Pinterest est probablement l'exemple le plus parlant de ce mécanisme. La plateforme place décoration intérieure, mode, beauté, voyage et gastronomie dans un même flux infini de références et de désirs ; dans son rapport sur les tendances 2025, Pinterest indiquait que 65 % des tendances identifiées pour cette année étaient portées par la Gen Z. Sur la plateforme, les utilisateurs ont accès à une vaste archive visuelle pratiquement inépuisable, et c'est précisément cette abondance qui produit l'un des aspects les plus intéressants des intérieurs contemporains : les codes du bon goût deviennent de plus en plus reconnaissables.
La décoration intérieure emprunte la logique de la mode
Même l'idée d'un intérieur authentique et habité se laisse facilement absorber par ce système. En 2024, la tendance dite du « bookshelf wealth » est devenue l'une des plus commentées sur TikTok : des bibliothèques débordant de livres jamais vraiment lus, de photographies, de tableaux, de souvenirs et d'objets accumulés au fil des années, en opposition aux étagères parfaitement coordonnées et aux coffee-table books achetés uniquement pour la décoration. Le concept est né de l'idée qu'un intérieur doit paraître personnel, imparfait et construit dans la durée. Puis internet est arrivé et, en un rien de temps, même l'authenticité a acquis une esthétique reconnaissable et performative — pour employer un néologisme.

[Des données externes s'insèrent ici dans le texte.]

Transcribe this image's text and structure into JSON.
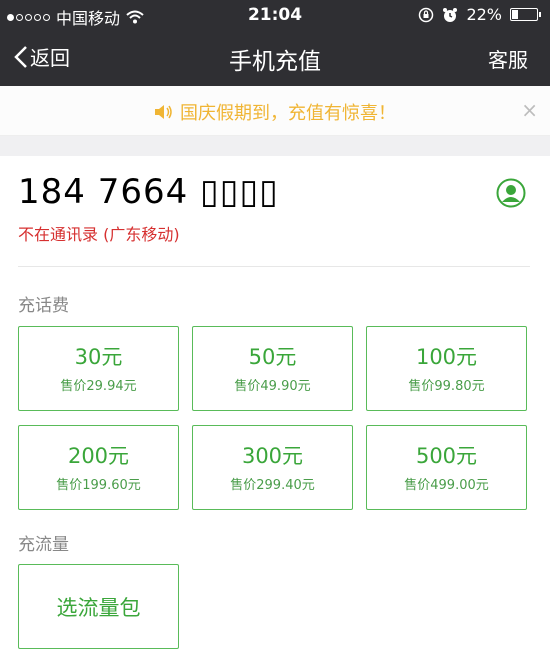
{
  "status": {
    "carrier": "中国移动",
    "time": "21:04",
    "battery": "22%",
    "battery_level": 0.22
  },
  "nav": {
    "back_label": "返回",
    "title": "手机充值",
    "service_label": "客服"
  },
  "notice": {
    "text": "国庆假期到，充值有惊喜！",
    "close": "×"
  },
  "phone": {
    "number": "184 7664 ▯▯▯▯",
    "subtitle": "不在通讯录 (广东移动)"
  },
  "recharge": {
    "title": "充话费",
    "options": [
      {
        "amount": "30元",
        "price": "售价29.94元"
      },
      {
        "amount": "50元",
        "price": "售价49.90元"
      },
      {
        "amount": "100元",
        "price": "售价99.80元"
      },
      {
        "amount": "200元",
        "price": "售价199.60元"
      },
      {
        "amount": "300元",
        "price": "售价299.40元"
      },
      {
        "amount": "500元",
        "price": "售价499.00元"
      }
    ]
  },
  "data": {
    "title": "充流量",
    "button": "选流量包"
  },
  "colors": {
    "accent": "#3aa63a",
    "warning": "#f0b534",
    "red_text": "#d63030",
    "nav_bg": "#2f2f33"
  },
  "icons": {
    "back": "chevron-left-icon",
    "speaker": "speaker-icon",
    "contact": "contact-person-icon",
    "wifi": "wifi-icon",
    "alarm": "alarm-icon",
    "lock_rotation": "rotation-lock-icon"
  }
}
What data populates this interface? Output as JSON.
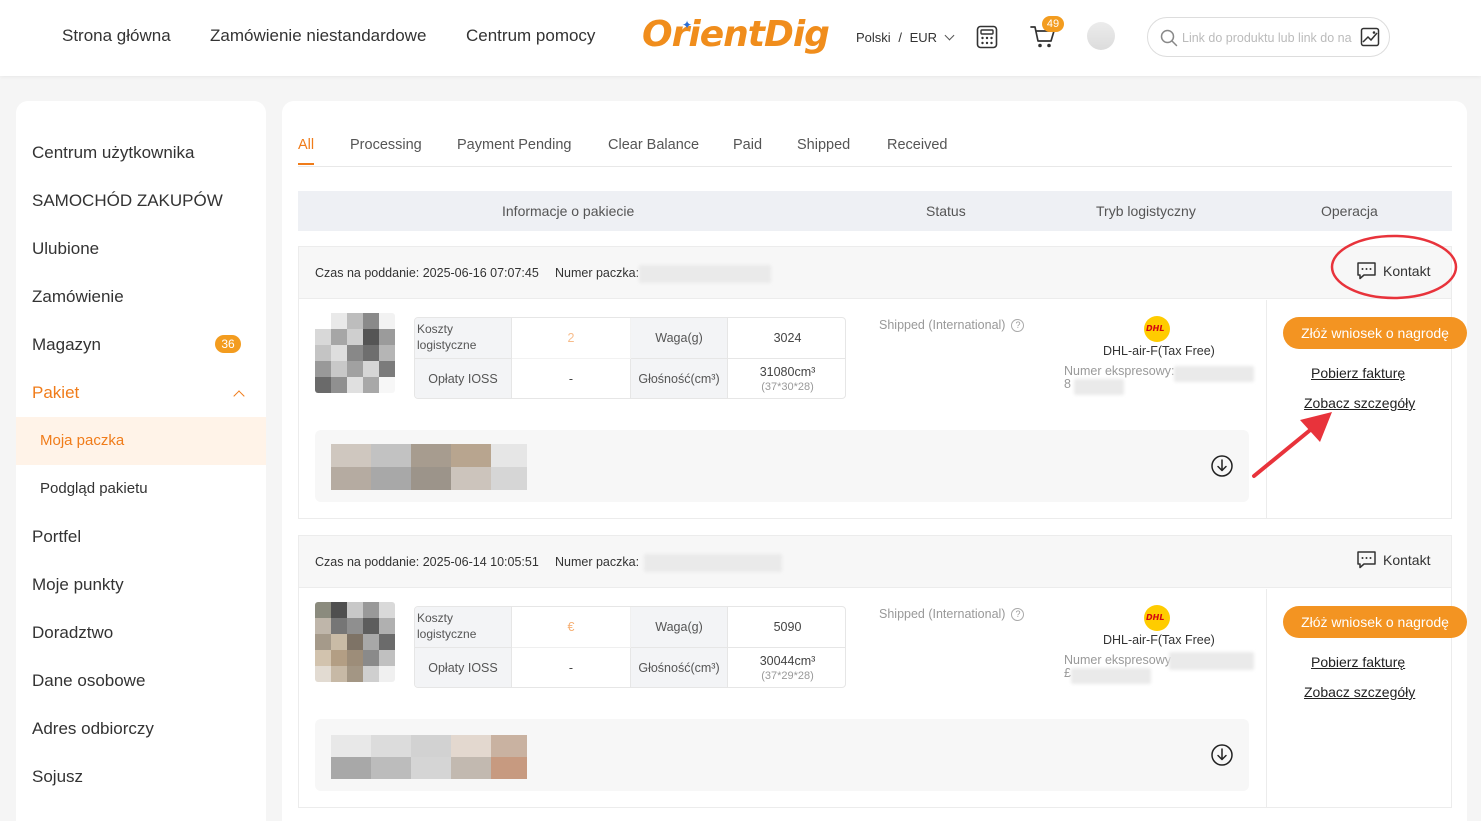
{
  "header": {
    "nav": [
      "Strona główna",
      "Zamówienie niestandardowe",
      "Centrum pomocy"
    ],
    "logo_text": "OrientDig",
    "language": "Polski",
    "separator": "/",
    "currency": "EUR",
    "cart_count": "49",
    "search_placeholder": "Link do produktu lub link do na"
  },
  "sidebar": {
    "items": [
      {
        "label": "Centrum użytkownika"
      },
      {
        "label": "SAMOCHÓD ZAKUPÓW"
      },
      {
        "label": "Ulubione"
      },
      {
        "label": "Zamówienie"
      },
      {
        "label": "Magazyn",
        "badge": "36"
      },
      {
        "label": "Pakiet"
      },
      {
        "label": "Moja paczka"
      },
      {
        "label": "Podgląd pakietu"
      },
      {
        "label": "Portfel"
      },
      {
        "label": "Moje punkty"
      },
      {
        "label": "Doradztwo"
      },
      {
        "label": "Dane osobowe"
      },
      {
        "label": "Adres odbiorczy"
      },
      {
        "label": "Sojusz"
      }
    ]
  },
  "tabs": [
    "All",
    "Processing",
    "Payment Pending",
    "Clear Balance",
    "Paid",
    "Shipped",
    "Received"
  ],
  "table_headers": [
    "Informacje o pakiecie",
    "Status",
    "Tryb logistyczny",
    "Operacja"
  ],
  "labels": {
    "package_number": "Numer paczka:",
    "contact": "Kontakt",
    "logistics_cost": "Koszty logistyczne",
    "weight": "Waga(g)",
    "ioss": "Opłaty IOSS",
    "volume": "Głośność(cm³)",
    "express_number": "Numer ekspresowy:",
    "reward_button": "Złóż wniosek o nagrodę",
    "invoice_link": "Pobierz fakturę",
    "details_link": "Zobacz szczegóły",
    "carrier_logo": "DHL"
  },
  "packages": [
    {
      "time": "Czas na poddanie: 2025-06-16 07:07:45",
      "logistics_cost_value": "2",
      "ioss_value": "-",
      "weight_value": "3024",
      "volume_value": "31080cm³",
      "volume_dims": "(37*30*28)",
      "status": "Shipped (International)",
      "logistics_mode": "DHL-air-F(Tax Free)",
      "express_prefix": "8"
    },
    {
      "time": "Czas na poddanie: 2025-06-14 10:05:51",
      "logistics_cost_value": "€",
      "ioss_value": "-",
      "weight_value": "5090",
      "volume_value": "30044cm³",
      "volume_dims": "(37*29*28)",
      "status": "Shipped (International)",
      "logistics_mode": "DHL-air-F(Tax Free)",
      "express_prefix": "£"
    }
  ],
  "colors": {
    "accent": "#f07c1a",
    "button": "#f39422",
    "annotation": "#e8333b",
    "dhl_yellow": "#ffcc00",
    "dhl_red": "#d40511"
  }
}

C'est là que les intérieurs et la mode recommencent à parler exactement le même langage : un objet est redécouvert par une communauté ou une sous-culture, devient un signal pour ceux qui savent le reconnaître, se répand dans le fil d'actualité et entre peu après dans l'imaginaire collectif. À ce stade, des alternatives apparaissent — des dupes, des réinterprétations — jusqu'à ce que ce code ne distingue plus ceux qui l'utilisent et soit remplacé par un autre. Les intérieurs ont commencé à absorber la logique de la mode, tout en continuant à travailler avec des objets censés durer bien plus longtemps qu'une paire de sneakers.
Quand tout le monde a bon goût, personne n'a bon goût
C'est précisément là que l'intérêt croissant des marques de mode pour l'univers de la maison prend tout son sens. Lorsque Jonathan Anderson décrit JW Anderson comme un monde pouvant englober mobilier, objets, art et mode, le produit s'efface presque derrière l'univers esthétique qui le contient. Ce que l'on vend n'est plus seulement une veste, mais la possibilité de vivre à l'intérieur d'une sensibilité particulière. Le même client peut se reconnaître dans une silhouette, un sac, un plaid, une tasse et la chaise posée au bord de son lit. Mode et design cessent ainsi d'être des catégories séparées pour devenir les composantes d'un même projet identitaire.
Le vrai paradoxe surgit à la fin. Nous disposons de plus d'outils qu'aucune génération précédente pour construire un intérieur entièrement personnel : marchés vintage internationaux, archives numérisées, artisans joignables en ligne et des décennies d'histoire du design accessibles directement depuis un smartphone. Nous pouvons mêler époques, origines et gammes de prix avec une liberté immense. Et pourtant, nous nous contentons de copier les autres et d'acheter des esthétiques prêtes à l'emploi pour nous assurer l'étiquette du bon goût.
Le foyer est devenu l'un des lieux les plus puissants à travers lesquels nous racontons qui nous sommes, mais plus nous cherchons à le raffiner, plus nous risquons de reproduire les mêmes références que tout le monde. En voulant montrer qui nous sommes, nous avons tous appris à parler la même langue.